Esto podría pasarle a México si en abril se aprueba el dictamen de ley que privilegia los intereses de grandes empresas, excluyendo a campesinos y pequeños productores.

México podría ser el tercer país del mundo en emitir una regulación del uso personal de cannabis, después de Uruguay y Canadá, sin embargo el dictamen aprobado en lo general por el Senado del país tiene varios aspectos por arreglar, pues se inclina a beneficiar principalmente a las grandes farmacéuticas e industrias extranjeras, algo que acentuaría la criminalización de su venta y consumo en México fuera de sus parámetros; es decir, el mercado negro continuaría. 

Las políticas públicas que México requiere en cuanto a la regulación del uso del cannabis empiezan con la despenalización, que disminuiría los problemas de violencia, además de traer beneficios en temas de salud entre sus consumidores.
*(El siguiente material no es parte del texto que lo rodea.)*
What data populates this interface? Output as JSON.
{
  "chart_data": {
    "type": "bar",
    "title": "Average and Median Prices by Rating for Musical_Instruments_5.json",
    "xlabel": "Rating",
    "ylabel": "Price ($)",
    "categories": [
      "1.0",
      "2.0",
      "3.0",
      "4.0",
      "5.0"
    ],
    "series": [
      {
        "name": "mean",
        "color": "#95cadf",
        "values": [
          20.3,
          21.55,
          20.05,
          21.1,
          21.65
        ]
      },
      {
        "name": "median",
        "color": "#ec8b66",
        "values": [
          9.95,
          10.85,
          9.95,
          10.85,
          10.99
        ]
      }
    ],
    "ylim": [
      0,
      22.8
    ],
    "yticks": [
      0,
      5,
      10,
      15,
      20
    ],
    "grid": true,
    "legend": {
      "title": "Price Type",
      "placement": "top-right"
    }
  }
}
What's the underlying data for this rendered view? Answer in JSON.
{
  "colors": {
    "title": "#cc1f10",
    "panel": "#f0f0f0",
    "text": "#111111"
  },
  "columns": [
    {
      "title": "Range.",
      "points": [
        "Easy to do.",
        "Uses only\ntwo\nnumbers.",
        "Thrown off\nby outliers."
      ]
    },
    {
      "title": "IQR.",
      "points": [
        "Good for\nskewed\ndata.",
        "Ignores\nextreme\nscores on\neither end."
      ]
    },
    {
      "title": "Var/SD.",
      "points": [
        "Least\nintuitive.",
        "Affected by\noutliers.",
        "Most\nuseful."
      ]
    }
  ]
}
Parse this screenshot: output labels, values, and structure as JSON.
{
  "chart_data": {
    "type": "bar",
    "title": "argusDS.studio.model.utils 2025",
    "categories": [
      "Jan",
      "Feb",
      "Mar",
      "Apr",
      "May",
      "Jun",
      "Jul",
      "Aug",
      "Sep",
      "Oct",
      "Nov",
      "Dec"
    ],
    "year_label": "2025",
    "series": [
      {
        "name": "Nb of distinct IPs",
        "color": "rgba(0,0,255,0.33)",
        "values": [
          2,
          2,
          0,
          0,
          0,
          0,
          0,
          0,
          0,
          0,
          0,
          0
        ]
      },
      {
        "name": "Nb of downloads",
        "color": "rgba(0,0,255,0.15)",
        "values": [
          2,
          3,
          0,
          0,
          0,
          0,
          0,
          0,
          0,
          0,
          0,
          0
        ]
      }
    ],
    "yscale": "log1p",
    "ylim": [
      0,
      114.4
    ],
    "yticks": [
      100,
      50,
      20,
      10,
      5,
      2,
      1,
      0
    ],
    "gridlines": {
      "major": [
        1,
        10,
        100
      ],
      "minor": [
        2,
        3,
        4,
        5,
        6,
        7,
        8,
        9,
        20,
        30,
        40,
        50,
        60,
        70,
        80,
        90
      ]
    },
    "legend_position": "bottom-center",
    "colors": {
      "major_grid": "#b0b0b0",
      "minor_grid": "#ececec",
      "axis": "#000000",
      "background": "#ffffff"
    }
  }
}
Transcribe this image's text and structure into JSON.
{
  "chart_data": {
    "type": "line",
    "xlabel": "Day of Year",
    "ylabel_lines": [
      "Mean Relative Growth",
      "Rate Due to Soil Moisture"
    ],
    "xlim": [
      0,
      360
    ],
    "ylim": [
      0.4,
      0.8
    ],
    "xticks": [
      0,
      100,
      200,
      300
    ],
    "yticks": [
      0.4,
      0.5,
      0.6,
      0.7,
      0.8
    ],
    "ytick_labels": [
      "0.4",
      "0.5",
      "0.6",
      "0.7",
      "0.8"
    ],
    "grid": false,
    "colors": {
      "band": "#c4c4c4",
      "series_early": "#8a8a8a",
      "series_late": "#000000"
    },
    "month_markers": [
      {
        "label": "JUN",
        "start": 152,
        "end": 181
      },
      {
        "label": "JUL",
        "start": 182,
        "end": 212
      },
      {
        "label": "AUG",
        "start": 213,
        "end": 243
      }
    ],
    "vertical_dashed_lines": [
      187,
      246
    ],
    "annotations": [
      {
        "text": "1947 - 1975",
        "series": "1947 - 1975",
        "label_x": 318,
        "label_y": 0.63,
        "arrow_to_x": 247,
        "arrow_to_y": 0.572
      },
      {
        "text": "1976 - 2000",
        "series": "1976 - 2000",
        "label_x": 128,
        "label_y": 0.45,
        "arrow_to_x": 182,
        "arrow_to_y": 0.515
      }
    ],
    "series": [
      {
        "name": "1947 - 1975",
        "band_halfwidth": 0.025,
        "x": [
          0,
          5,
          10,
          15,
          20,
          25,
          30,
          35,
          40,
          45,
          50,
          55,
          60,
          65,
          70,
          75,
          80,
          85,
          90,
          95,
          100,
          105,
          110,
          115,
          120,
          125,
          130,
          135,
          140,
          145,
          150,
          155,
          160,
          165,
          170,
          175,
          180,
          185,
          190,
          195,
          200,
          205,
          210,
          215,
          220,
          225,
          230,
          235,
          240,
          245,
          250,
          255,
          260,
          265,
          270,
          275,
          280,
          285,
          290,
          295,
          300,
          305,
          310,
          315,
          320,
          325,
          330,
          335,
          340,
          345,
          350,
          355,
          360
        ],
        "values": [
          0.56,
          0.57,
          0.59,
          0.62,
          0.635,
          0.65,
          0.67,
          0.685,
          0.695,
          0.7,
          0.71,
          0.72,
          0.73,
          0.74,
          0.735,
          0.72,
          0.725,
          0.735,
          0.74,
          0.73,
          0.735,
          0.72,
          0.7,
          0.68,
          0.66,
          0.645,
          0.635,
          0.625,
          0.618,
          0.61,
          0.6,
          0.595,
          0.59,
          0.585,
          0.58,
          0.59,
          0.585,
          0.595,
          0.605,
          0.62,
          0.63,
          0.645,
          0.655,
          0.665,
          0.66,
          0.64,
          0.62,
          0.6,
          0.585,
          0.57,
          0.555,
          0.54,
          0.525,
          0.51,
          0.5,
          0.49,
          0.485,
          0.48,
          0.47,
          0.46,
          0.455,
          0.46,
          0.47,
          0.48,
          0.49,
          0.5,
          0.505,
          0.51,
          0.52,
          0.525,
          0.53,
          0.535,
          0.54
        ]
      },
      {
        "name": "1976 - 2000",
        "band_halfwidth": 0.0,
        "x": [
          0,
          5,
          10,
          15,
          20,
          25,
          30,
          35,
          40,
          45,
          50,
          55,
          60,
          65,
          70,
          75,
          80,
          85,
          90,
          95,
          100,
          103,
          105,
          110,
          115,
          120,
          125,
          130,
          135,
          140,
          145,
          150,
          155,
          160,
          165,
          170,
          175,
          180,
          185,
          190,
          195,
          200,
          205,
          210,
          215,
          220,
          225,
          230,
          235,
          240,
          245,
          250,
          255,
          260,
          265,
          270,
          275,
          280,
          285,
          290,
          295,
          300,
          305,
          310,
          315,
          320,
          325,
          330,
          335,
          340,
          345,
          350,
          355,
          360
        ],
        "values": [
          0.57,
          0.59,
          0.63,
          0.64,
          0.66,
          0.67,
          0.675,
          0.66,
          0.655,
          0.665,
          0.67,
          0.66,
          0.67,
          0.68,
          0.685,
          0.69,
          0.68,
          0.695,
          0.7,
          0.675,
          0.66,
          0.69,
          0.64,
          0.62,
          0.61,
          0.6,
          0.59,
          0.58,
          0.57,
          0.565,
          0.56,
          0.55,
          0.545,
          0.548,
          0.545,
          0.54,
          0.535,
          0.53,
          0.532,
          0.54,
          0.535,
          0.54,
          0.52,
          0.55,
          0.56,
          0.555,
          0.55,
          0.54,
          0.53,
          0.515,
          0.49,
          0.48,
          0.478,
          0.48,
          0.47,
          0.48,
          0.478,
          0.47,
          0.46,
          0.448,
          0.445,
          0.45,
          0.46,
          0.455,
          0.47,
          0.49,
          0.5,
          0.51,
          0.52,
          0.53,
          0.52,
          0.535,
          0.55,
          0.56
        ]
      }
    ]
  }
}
De acuerdo con varias organizaciones que se especializan en el tema, aún estamos lejos de una regulación justa.

“Se deber dar prioridad a una despenalización efectiva, porque mientras el cannabis sea una sustancia prohibida, habrá un mercado negro y mientras exista ese mercado tan grande, habrá enfrentamientos entre grupos delictivos. Hay que quitarles ese cacho del pastel”, explica Víctor Gutiérrez de la asociación Mexicanos Unidos Contra la Delincuencia (MUCD).

MUCD junto a la asociación Regulación Por la Paz, denuncian que la Ley General para el Control de Cannabis aprobada el 4 de marzo del 2020 vulnera los derechos de las personas consumidoras, de pacientes que usan el cannabis de forma medicinal y de las comunidades campesinas dedicadas al cultivo de esta planta, pues prohibe el autocultivo al estipular que las semillas de cannabis tienen que importarse de lugares donde ya está regulado y legalizado. Cumplir con ese requisito muy complicado y tiene un costo promedio de 170 mil pesos, una inversión que la gran mayoría de los campesinos mexicanos no puede costear.

“Yo no digo que se cancele la industria como en otros países, pero deberían priorizarse los intereses de la sociedad civil, no criminalizar al usuario y saldar la deuda con los grupos afectados por la guerra contra el narco”, dice Gutiérrez.